Let me start with the bottom line and then tell you how I got there: I can’t agree with the US President, Mr Barack Obama’s decision to escalate in Afghanistan. I’d prefer a minimalist approach, working with tribal leaders the way we did to overthrow the Taliban regime in the first place. Given our need for nation-building at home right now, I am ready to live with a little less security and a little-less-perfect Afghanistan.
I recognise that there are legitimate arguments on the other side. At a lunch on Tuesday for opinion writers, the President lucidly argued that opting for a surge now to help Afghans rebuild their Army and state into something decent — to win the allegiance of the Afghan people — offered the only hope of creating an “inflection point”, a game changer, to bring long-term stability to that region.
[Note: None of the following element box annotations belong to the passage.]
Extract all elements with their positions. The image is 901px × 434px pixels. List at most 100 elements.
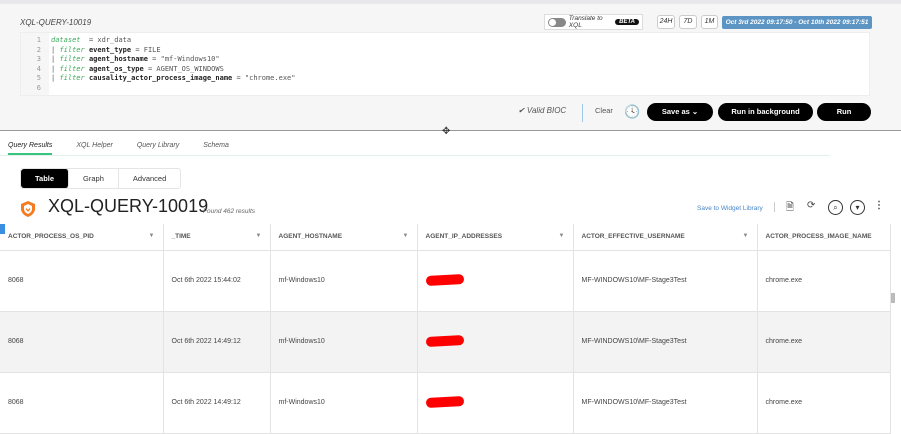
table-cell: 8068 xyxy=(0,250,164,312)
column-header[interactable]: _TIME ▼ xyxy=(163,224,271,251)
translate-toggle[interactable]: Translate to XQL BETA xyxy=(544,14,643,30)
table-cell: chrome.exe xyxy=(757,250,891,312)
column-filter-icon[interactable]: ▼ xyxy=(403,233,409,239)
query-editor[interactable]: 1 dataset = xdr_data 2 | filter event_typ… xyxy=(20,32,870,96)
code-keyword: filter xyxy=(59,74,85,82)
beta-badge: BETA xyxy=(615,19,639,25)
column-header[interactable]: ACTOR_EFFECTIVE_USERNAME ▼ xyxy=(573,224,758,251)
code-value: = AGENT_OS_WINDOWS xyxy=(143,64,224,73)
view-graph-button[interactable]: Graph xyxy=(69,169,119,188)
code-field: event_type xyxy=(88,45,132,54)
code-field: agent_os_type xyxy=(88,64,144,73)
results-count: Found 462 results xyxy=(203,208,256,215)
code-field: causality_actor_process_image_name xyxy=(88,74,233,82)
table-cell: 8068 xyxy=(0,372,164,434)
table-row[interactable]: 8068 Oct 6th 2022 14:49:12 mf-Windows10 MF-… xyxy=(0,311,891,373)
column-header-label: AGENT_IP_ADDRESSES xyxy=(425,233,503,241)
code-line: | filter agent_hostname = "mf-Windows10" xyxy=(51,55,220,63)
scrollbar[interactable] xyxy=(891,293,895,303)
table-cell: 8068 xyxy=(0,311,164,373)
code-line: | filter causality_actor_process_image_n… xyxy=(51,74,296,82)
line-number: 4 xyxy=(36,64,41,73)
code-line: dataset = xdr_data xyxy=(51,36,131,44)
save-as-button[interactable]: Save as ⌄ xyxy=(647,103,713,121)
tab-schema[interactable]: Schema xyxy=(203,142,229,155)
column-filter-icon[interactable]: ▼ xyxy=(149,233,155,239)
shield-icon xyxy=(21,201,35,217)
run-in-background-button[interactable]: Run in background xyxy=(718,103,813,121)
column-header-label: ACTOR_EFFECTIVE_USERNAME xyxy=(581,233,685,241)
code-value: = "mf-Windows10" xyxy=(147,55,220,63)
table-cell-redacted xyxy=(417,311,574,373)
tab-xql-helper[interactable]: XQL Helper xyxy=(76,142,112,155)
results-tabs: Query Results XQL Helper Query Library S… xyxy=(8,142,229,155)
results-table: ACTOR_PROCESS_OS_PID ▼ _TIME ▼ AGENT_HOSTNAM… xyxy=(0,224,891,434)
column-header[interactable]: ACTOR_PROCESS_OS_PID ▼ xyxy=(0,224,164,251)
run-button[interactable]: Run xyxy=(817,103,871,121)
view-table-button[interactable]: Table xyxy=(21,169,70,188)
range-1m-button[interactable]: 1M xyxy=(701,15,718,29)
export-icon[interactable]: 🗎 xyxy=(786,200,794,217)
column-header[interactable]: AGENT_IP_ADDRESSES ▼ xyxy=(417,224,574,251)
table-cell: mf-Windows10 xyxy=(270,250,418,312)
column-filter-icon[interactable]: ▼ xyxy=(743,233,749,239)
line-number: 5 xyxy=(36,74,41,82)
toggle-switch[interactable] xyxy=(548,17,566,27)
line-number: 3 xyxy=(36,55,41,63)
tab-query-library[interactable]: Query Library xyxy=(137,142,179,155)
table-row[interactable]: 8068 Oct 6th 2022 14:49:12 mf-Windows10 MF-… xyxy=(0,372,891,434)
code-keyword: filter xyxy=(59,64,85,73)
view-advanced-button[interactable]: Advanced xyxy=(119,169,180,188)
date-range-picker[interactable]: Oct 3rd 2022 09:17:50 - Oct 10th 2022 09… xyxy=(722,16,872,29)
column-header-label: _TIME xyxy=(171,233,191,241)
table-cell: mf-Windows10 xyxy=(270,311,418,373)
code-keyword: filter xyxy=(59,55,85,63)
history-clock-icon[interactable]: 🕓 xyxy=(624,104,640,120)
column-header[interactable]: AGENT_HOSTNAME ▼ xyxy=(270,224,418,251)
table-cell: Oct 6th 2022 14:49:12 xyxy=(163,311,271,373)
code-line: | filter event_type = FILE xyxy=(51,45,161,54)
column-header-label: ACTOR_PROCESS_OS_PID xyxy=(8,233,94,241)
table-cell: MF-WINDOWS10\MF-Stage3Test xyxy=(573,372,758,434)
code-value: = "chrome.exe" xyxy=(232,74,296,82)
table-cell: MF-WINDOWS10\MF-Stage3Test xyxy=(573,311,758,373)
code-value: = xdr_data xyxy=(84,36,132,44)
code-keyword: dataset xyxy=(51,36,81,44)
search-icon[interactable]: ⌕ xyxy=(828,200,843,215)
results-title: XQL-QUERY-10019 xyxy=(48,196,209,216)
code-value: = FILE xyxy=(131,45,161,54)
line-number: 6 xyxy=(36,83,41,92)
redaction-mark xyxy=(425,395,464,408)
table-cell: mf-Windows10 xyxy=(270,372,418,434)
query-name: XQL-QUERY-10019 xyxy=(20,18,92,27)
resize-handle-icon[interactable]: ✥ xyxy=(442,126,450,137)
redaction-mark xyxy=(425,334,464,347)
resize-divider[interactable] xyxy=(0,130,901,131)
range-7d-button[interactable]: 7D xyxy=(679,15,697,29)
view-switcher: Table Graph Advanced xyxy=(20,168,182,189)
separator xyxy=(582,104,583,122)
table-cell: Oct 6th 2022 15:44:02 xyxy=(163,250,271,312)
save-to-widget-library-link[interactable]: Save to Widget Library xyxy=(697,205,763,212)
code-field: agent_hostname xyxy=(88,55,148,63)
tab-query-results[interactable]: Query Results xyxy=(8,142,53,155)
translate-label: Translate to XQL xyxy=(568,15,603,29)
range-24h-button[interactable]: 24H xyxy=(657,15,675,29)
table-cell: MF-WINDOWS10\MF-Stage3Test xyxy=(573,250,758,312)
clear-button[interactable]: Clear xyxy=(595,106,613,115)
code-line: | filter agent_os_type = AGENT_OS_WINDOW… xyxy=(51,64,224,73)
line-number: 1 xyxy=(36,36,41,44)
filter-dropdown-icon[interactable]: ▾ xyxy=(850,200,865,215)
valid-bioc-status: ✔ Valid BIOC xyxy=(518,106,567,115)
column-filter-icon[interactable]: ▼ xyxy=(559,233,565,239)
column-filter-icon[interactable]: ▼ xyxy=(256,233,262,239)
column-header[interactable]: ACTOR_PROCESS_IMAGE_NAME xyxy=(757,224,891,251)
table-cell-redacted xyxy=(417,372,574,434)
table-row[interactable]: 8068 Oct 6th 2022 15:44:02 mf-Windows10 MF-… xyxy=(0,250,891,312)
more-options-icon[interactable]: ⋮ xyxy=(874,200,884,211)
column-header-label: ACTOR_PROCESS_IMAGE_NAME xyxy=(765,233,872,241)
table-cell: Oct 6th 2022 14:49:12 xyxy=(163,372,271,434)
refresh-icon[interactable]: ⟳ xyxy=(807,200,815,211)
redaction-mark xyxy=(425,273,464,286)
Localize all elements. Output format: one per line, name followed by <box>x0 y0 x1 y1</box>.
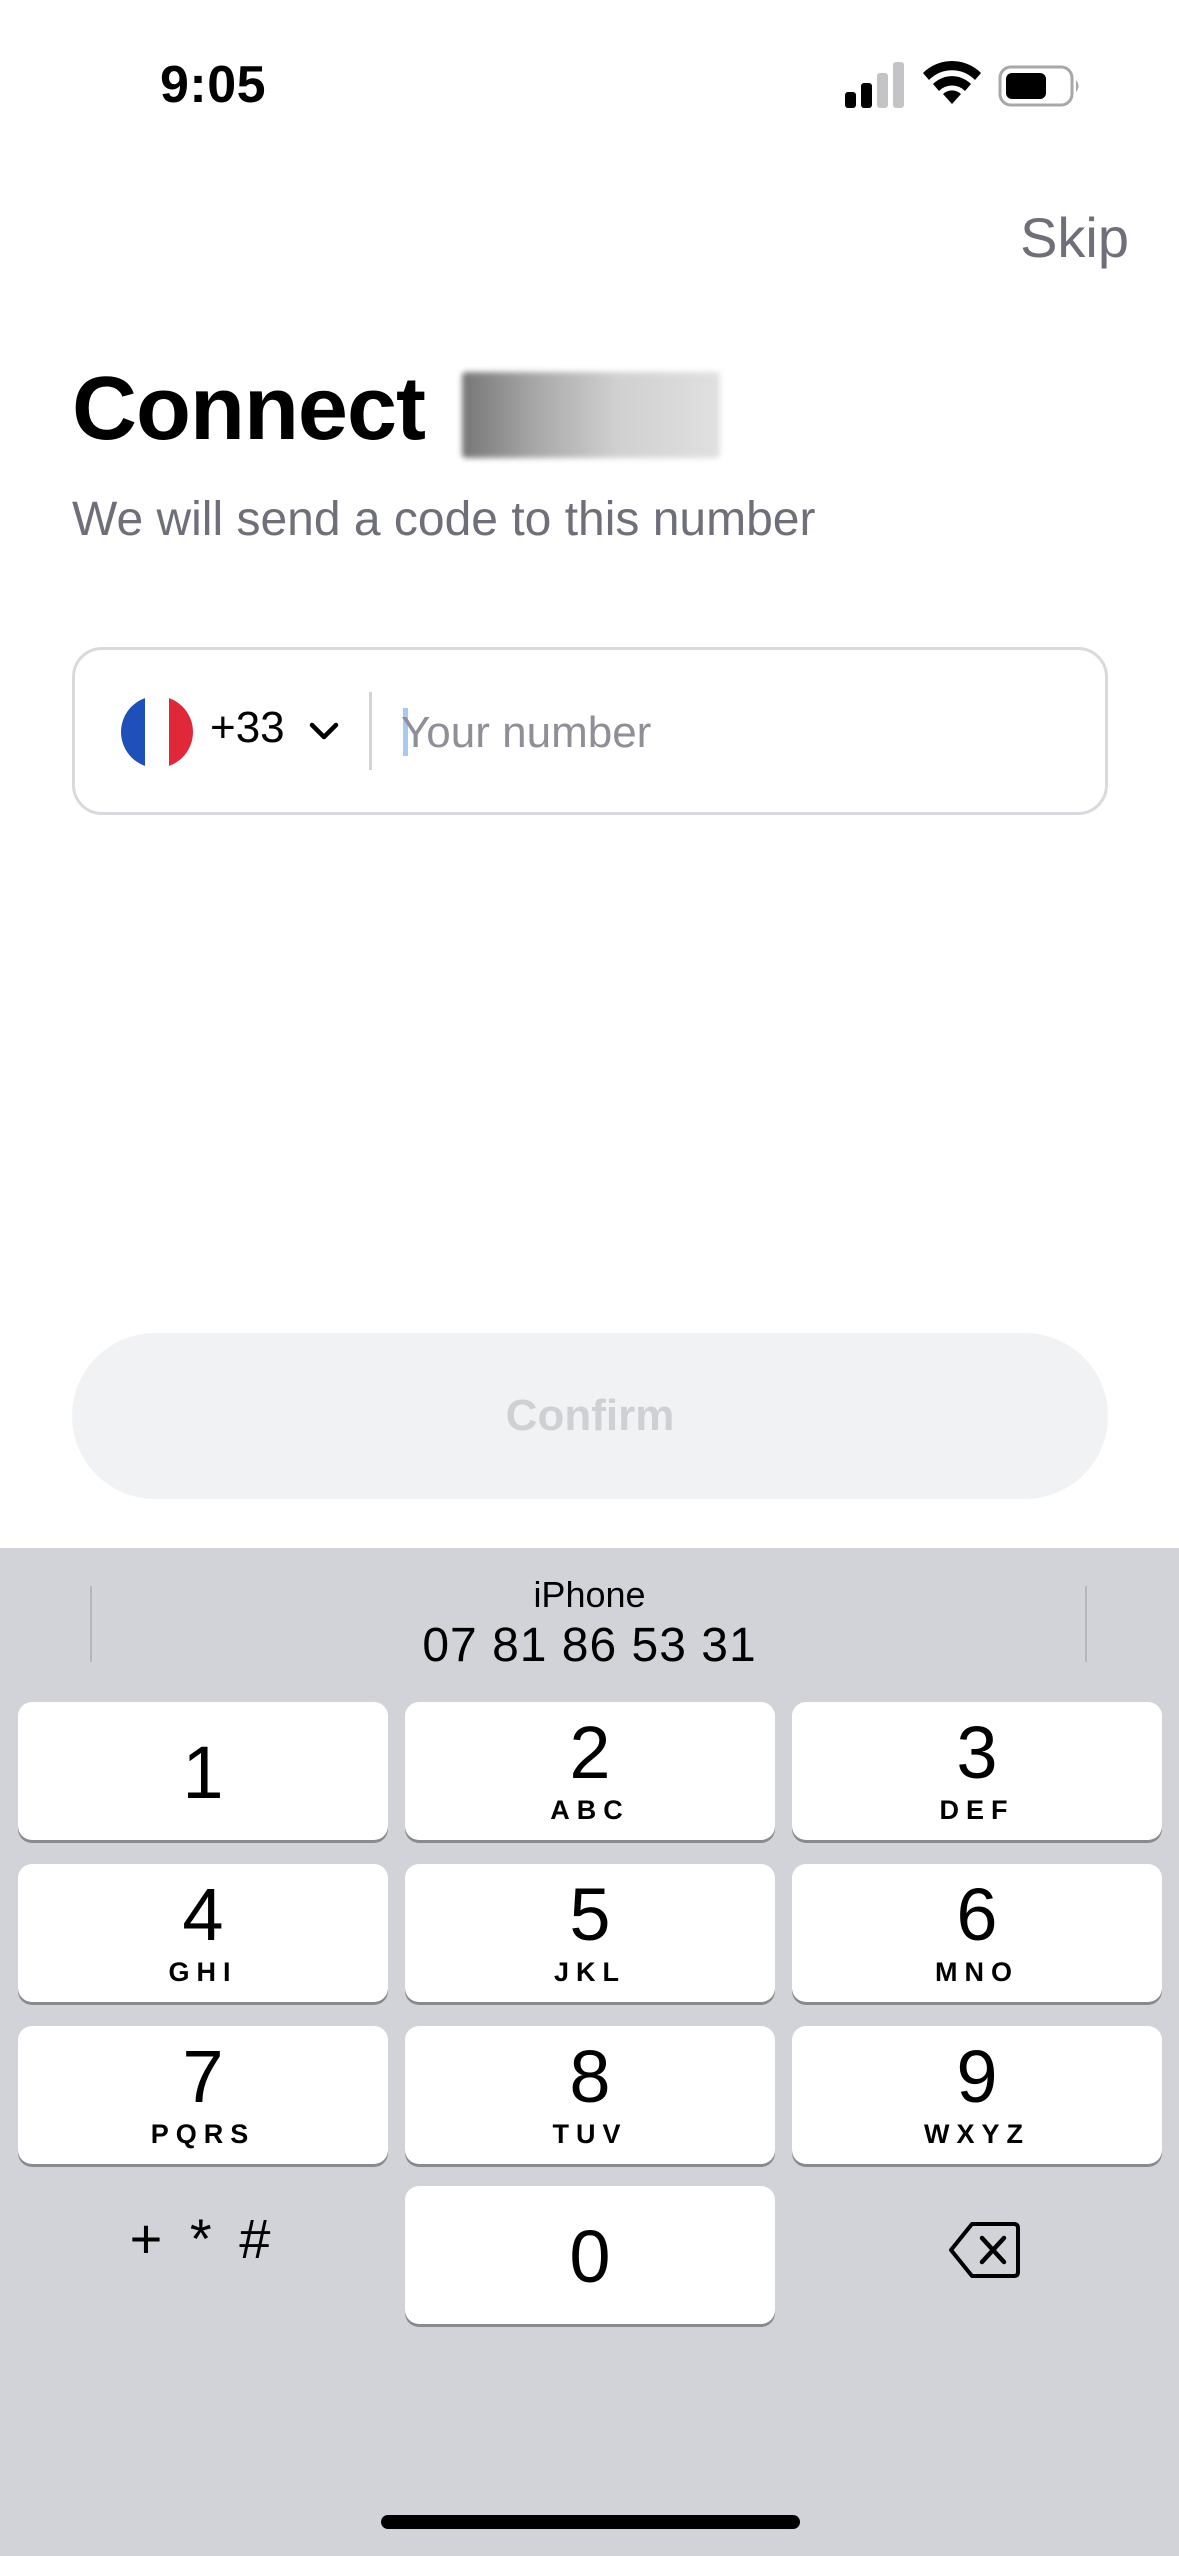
key-digit: 2 <box>569 1711 611 1794</box>
phone-number-input[interactable] <box>401 698 1061 768</box>
key-0[interactable]: 0 <box>405 2186 775 2324</box>
status-bar: 9:05 <box>0 0 1179 170</box>
backspace-icon[interactable] <box>948 2220 1020 2280</box>
key-7[interactable]: 7 PQRS <box>18 2026 388 2164</box>
key-letters: ABC <box>550 1795 630 1825</box>
key-digit: 5 <box>569 1873 611 1956</box>
key-3[interactable]: 3 DEF <box>792 1702 1162 1840</box>
key-8[interactable]: 8 TUV <box>405 2026 775 2164</box>
key-letters: TUV <box>552 2119 628 2149</box>
confirm-button[interactable]: Confirm <box>72 1333 1108 1499</box>
cellular-signal-icon <box>845 62 904 108</box>
field-divider <box>369 692 372 770</box>
home-indicator[interactable] <box>381 2515 800 2529</box>
france-flag-icon[interactable] <box>121 696 193 768</box>
status-time: 9:05 <box>160 56 267 114</box>
key-digit: 6 <box>956 1873 998 1956</box>
battery-icon <box>998 65 1079 107</box>
key-letters: GHI <box>168 1957 238 1987</box>
key-letters: DEF <box>939 1795 1015 1825</box>
skip-button[interactable]: Skip <box>1020 205 1129 270</box>
suggestion-phone-number[interactable]: 07 81 86 53 31 <box>0 1618 1179 1673</box>
key-6[interactable]: 6 MNO <box>792 1864 1162 2002</box>
key-1[interactable]: 1 <box>18 1702 388 1840</box>
wifi-icon <box>923 60 981 104</box>
key-digit: 0 <box>569 2215 611 2298</box>
key-5[interactable]: 5 JKL <box>405 1864 775 2002</box>
key-letters: JKL <box>553 1957 626 1987</box>
key-digit: 9 <box>956 2035 998 2118</box>
chevron-down-icon[interactable] <box>307 714 341 748</box>
key-2[interactable]: 2 ABC <box>405 1702 775 1840</box>
page-title: Connect <box>72 359 426 459</box>
suggestion-label: iPhone <box>533 1574 646 1615</box>
key-digit: 4 <box>182 1873 224 1956</box>
key-digit: 1 <box>182 1731 224 1814</box>
symbols-key[interactable]: + * # <box>18 2170 388 2308</box>
redacted-name-blur <box>462 372 720 458</box>
key-digit: 8 <box>569 2035 611 2118</box>
key-letters: WXYZ <box>924 2119 1030 2149</box>
key-9[interactable]: 9 WXYZ <box>792 2026 1162 2164</box>
phone-number-field[interactable]: +33 <box>72 647 1108 815</box>
country-dial-code[interactable]: +33 <box>210 703 285 753</box>
key-4[interactable]: 4 GHI <box>18 1864 388 2002</box>
key-letters: MNO <box>935 1957 1019 1987</box>
key-letters: PQRS <box>150 2119 256 2149</box>
key-digit: 3 <box>956 1711 998 1794</box>
page-subtitle: We will send a code to this number <box>72 493 816 546</box>
autofill-suggestion-bar[interactable]: iPhone 07 81 86 53 31 <box>0 1548 1179 1678</box>
key-digit: 7 <box>182 2035 224 2118</box>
May it be so. What makes me wary about this plan is how many moving parts there are — Afghans, Pakistanis and North Atlantic Treaty Organisation allies all have to behave forever differently for this to work.
But here is the broader context in which I assess all this: My own foreign policy thinking since 9/11 has been based on four pillars:
l The Warren Buffett principle: Everything I’ve ever gotten in life is largely due to the fact that I was born in this country, America, at this time with these opportunities for its citizens. It is the primary obligation of our generation to turn over a similar America to our kids.